Measurement and disclosure of best management practices and impacts is the primary means by which investors can gauge how companies are managing risks and rewards of their operations. The Department of Energy's Shale Gas Production Subcommittee recommended in 2011 that companies "adopt a more visible commitment to using quantitative measures as a means of achieving best practice and demonstrating to the public that there is continuous improvement in reducing the environmental impact of shale gas production." (emphasis in original).
The 2011 report, "Extracting the Facts: An Investor Guide to Disclosing Risks from Hydraulic Fracturing Operations," outlines best management practices, key performance indicators, and articulates clear investor expectations in these areas.

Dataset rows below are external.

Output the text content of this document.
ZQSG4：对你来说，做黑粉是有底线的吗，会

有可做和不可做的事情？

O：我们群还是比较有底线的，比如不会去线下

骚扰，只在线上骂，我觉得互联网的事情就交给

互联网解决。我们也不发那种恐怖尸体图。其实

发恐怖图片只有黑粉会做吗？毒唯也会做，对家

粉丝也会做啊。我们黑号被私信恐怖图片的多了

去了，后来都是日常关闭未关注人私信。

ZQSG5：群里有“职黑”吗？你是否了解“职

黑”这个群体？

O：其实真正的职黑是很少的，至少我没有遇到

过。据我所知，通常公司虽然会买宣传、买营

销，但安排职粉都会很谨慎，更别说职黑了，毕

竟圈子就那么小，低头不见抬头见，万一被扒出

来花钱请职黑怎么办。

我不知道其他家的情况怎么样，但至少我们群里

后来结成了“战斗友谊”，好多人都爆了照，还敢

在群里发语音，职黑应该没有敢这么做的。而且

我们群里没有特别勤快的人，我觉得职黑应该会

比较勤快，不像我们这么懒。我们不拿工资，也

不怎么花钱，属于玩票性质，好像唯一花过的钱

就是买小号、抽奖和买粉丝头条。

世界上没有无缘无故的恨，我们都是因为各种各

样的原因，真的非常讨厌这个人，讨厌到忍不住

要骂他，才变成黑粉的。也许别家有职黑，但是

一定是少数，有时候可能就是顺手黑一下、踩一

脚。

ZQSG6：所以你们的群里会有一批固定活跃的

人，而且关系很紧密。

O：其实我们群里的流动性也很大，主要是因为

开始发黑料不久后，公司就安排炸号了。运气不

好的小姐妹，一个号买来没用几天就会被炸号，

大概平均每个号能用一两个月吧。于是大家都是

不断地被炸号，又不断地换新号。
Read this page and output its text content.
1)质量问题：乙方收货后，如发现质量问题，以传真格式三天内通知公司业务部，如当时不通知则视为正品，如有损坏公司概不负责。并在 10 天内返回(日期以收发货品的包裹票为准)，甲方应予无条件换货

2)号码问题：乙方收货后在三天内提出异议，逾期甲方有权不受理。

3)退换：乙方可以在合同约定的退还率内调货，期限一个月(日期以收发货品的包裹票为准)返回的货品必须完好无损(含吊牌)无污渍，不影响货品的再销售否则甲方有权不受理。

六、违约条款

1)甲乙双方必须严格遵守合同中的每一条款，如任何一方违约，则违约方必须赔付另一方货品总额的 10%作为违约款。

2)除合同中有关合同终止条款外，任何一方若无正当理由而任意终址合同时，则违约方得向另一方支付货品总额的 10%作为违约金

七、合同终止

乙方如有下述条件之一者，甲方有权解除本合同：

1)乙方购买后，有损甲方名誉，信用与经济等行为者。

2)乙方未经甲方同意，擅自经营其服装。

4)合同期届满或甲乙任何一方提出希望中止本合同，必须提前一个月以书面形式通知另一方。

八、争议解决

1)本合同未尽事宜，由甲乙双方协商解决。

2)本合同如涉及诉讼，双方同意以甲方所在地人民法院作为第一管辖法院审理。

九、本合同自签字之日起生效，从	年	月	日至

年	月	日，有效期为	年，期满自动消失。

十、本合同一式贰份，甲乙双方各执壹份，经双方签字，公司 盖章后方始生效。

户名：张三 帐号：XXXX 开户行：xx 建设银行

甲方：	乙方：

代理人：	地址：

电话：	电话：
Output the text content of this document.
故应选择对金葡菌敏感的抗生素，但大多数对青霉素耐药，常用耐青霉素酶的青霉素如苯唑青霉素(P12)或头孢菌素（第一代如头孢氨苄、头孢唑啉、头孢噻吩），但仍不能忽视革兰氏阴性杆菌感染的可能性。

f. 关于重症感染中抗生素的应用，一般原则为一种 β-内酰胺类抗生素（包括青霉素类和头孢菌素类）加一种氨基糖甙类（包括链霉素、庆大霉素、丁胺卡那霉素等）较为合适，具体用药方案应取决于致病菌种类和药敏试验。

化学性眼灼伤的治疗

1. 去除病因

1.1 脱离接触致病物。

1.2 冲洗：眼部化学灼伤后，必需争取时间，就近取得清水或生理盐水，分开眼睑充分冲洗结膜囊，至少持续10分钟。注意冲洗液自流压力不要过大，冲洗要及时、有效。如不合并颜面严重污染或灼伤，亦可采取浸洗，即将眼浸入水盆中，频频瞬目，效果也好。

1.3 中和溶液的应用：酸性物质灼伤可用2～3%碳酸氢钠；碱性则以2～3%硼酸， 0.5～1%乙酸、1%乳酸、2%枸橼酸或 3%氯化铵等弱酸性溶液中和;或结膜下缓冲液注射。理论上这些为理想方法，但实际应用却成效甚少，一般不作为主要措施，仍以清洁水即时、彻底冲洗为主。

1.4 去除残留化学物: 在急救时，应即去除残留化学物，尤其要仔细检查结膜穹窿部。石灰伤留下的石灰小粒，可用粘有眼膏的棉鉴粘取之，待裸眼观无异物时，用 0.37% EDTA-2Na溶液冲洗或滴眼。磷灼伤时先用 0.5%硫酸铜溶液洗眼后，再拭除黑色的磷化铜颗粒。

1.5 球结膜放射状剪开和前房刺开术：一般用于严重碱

It has been publicly supported by investors on three continents representing $1.3 trillion in assets under management and by various companies.
Although EQT publishes an annual sustainability report with some information on its practices and policies, the company's disclosures fall short in disclosing some areas critical to investors seeking to assess operational and financial risks. For instance:
- Potential impact on local water quality. The company lacks adequate disclosure on residuals management, the use of open pits for storage of wastes, the toxicity of drilling fluids and the management of radioactive materials.
- Methane releases. The release of methane in drilling completions and production has become a significant concern for the natural gas industry, because of the potential impacts on climate change.
- Host community relationships. Metrics necessary to determine trends in relationships to host communities are lacking.
Resolved: Shareholders request the Board of Directors to report to shareholders via quantitative indicators by December 31, 2014, and annually thereafter, the results of company policies and practices, above and beyond regulatory requirements, to minimize the adverse environmental and community impacts from the company's hydraulic fracturing operations associated with shale formations. Such reports should be prepared at reasonable cost, omitting confidential information.
Proponents suggest the reports include a breakdown by geographic region, such as each shale play in which the company engages in substantial extraction operations, addressing at a minimum:
- Percentage of wells using "green completions;"
- Methane leakage as a percentage of total production;
- Percentage of drilling residuals managed in closed-loop systems;
- Goals to eliminate the use of open pits for storage of drilling fluid and flowback water, with updates on progress;
- Goals and quantitative reporting on progress to reduce toxicity of drilling fluids;
- A system for managing naturally occurring radioactive materials;
- Numbers and categories of community complaints of alleged impacts, and portion resolved;
- A systematic approach for reporting community concern statistics upward within the company.